Rosaria warns that it’s foolish to make an identity out of a pattern of temptation — and it’s divisive because it unnecessarily confuses many Christians.

“Can you be a Christian who struggles with homosexual desire and struggles faithfully in the Lord? Absolutely. And if people are being honest, everybody is struggling with something — and if you are not, you are dead.”

Rosaria also raises concerns with another view that has been historically popular among evangelicals: reparative therapy. She suggests that the negative view many have toward evangelicals concerning how we engage homosexuality has a lot to do with the ex-gay narrative. “It resolves the sin of homosexuality in heterosexuality, and it sees that as a sanctifying move.”

She adds that it’s been hurtful to faithful Christians who struggle with homosexual desire because it presents a false gospel. It’s a gospel of strength on your own terms. There is no John 15 abiding in union with Christ. It also presents a false gospel that suggests we should be fully sanctified this side of heaven — and perhaps even implies there is no sin in heterosexuality. Reparative therapy forgets that “the appetite of sexuality itself fell with the fall.”

This is key for those inside and outside the church. The church should not tolerate unrepentant homosexuality any more than it would tolerate unrepentant sexual sins practiced by heterosexuals. If a church is intolerant of unrepentant homosexuality, then that body of believers cannot tolerate sexual sin practiced by those who don’t struggle with homosexual desires. Homosexuality in the world today is not the church’s greatest threat, but the sin in our own pews and hearts.

“Sin is our biggest enemy. Original sin distorts us. Actual sin distracts us, and indwelling sin manipulates us. And by us, I mean Christians. I mean Bible-believing Christians. If we look at sin as merely making a mistake, then we just need a new iPhone app, and we don’t need a Savior. It completely confuses what the problem is, and if you don’t know what the problem is, you can’t come up with a good solution.”
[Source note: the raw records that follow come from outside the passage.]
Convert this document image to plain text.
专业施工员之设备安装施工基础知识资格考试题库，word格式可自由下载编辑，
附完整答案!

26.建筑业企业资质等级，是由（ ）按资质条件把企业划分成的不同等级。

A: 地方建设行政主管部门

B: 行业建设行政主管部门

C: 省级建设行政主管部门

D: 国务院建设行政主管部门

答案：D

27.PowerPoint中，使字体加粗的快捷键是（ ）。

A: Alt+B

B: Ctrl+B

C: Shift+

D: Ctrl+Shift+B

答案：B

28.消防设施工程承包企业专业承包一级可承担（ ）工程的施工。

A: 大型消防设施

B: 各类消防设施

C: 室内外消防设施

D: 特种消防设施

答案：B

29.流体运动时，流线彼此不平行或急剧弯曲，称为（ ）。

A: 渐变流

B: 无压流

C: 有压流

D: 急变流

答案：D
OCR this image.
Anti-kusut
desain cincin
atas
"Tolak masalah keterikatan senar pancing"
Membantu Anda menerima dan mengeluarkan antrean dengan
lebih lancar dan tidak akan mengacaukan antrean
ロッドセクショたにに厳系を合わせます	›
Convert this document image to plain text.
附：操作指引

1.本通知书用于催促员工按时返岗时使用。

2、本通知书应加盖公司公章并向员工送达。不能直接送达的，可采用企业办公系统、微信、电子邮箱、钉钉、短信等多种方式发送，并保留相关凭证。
Repentance, she says, is “a threshold to a holy God. Repentance is a gift from God. Only believers can repent. And you can’t go to some group therapy and conjure up repentance. You just can’t do it. It is a spiritual gift. It comes from a holy and a loving God.” And God’s means of grace — his word, prayer, and the church — “can put you on the path of all kinds of spiritual good things, but you can’t make it happen: not for yourself, not for your children, not for your neighbor, not for anybody.”

Homosexuality, she says, “is a sin to be mortified, not modified.” She took me to Romans 6:4–5.

We were buried therefore with him by baptism into death, in order that, just as Christ was raised from the dead by the glory of the Father, we too might walk in newness of life. For if we have been united with him in a death like his, we shall certainly be united with him in a resurrection like his.

“New creatures in Christ have union with him and the power of the Holy Spirit to see sin for what it is, and then to do battle with it. You can’t defend something you can’t define. You can’t mortify something you don’t see as a problem.”

Rosaria suggests that those who simply want to rearrange their life, and not call out sexual temptation for what it really is, are taking imprudent and reckless risks. Whatever we’re struggling with needs to be confessed to God for what it really is. Otherwise, it will kill us in the end.

“One of the things you might be trying to do is look all cleaned up so the sins confessed are underground — and that is a dangerous form of hypocrisy. Or you could be just somebody who is really trying to get at things on your own strength, but that is not what the Lord wants either. The Lord is not calling you to be strong on your own terms. The Lord is calling you and me to stand in the risen Christ.”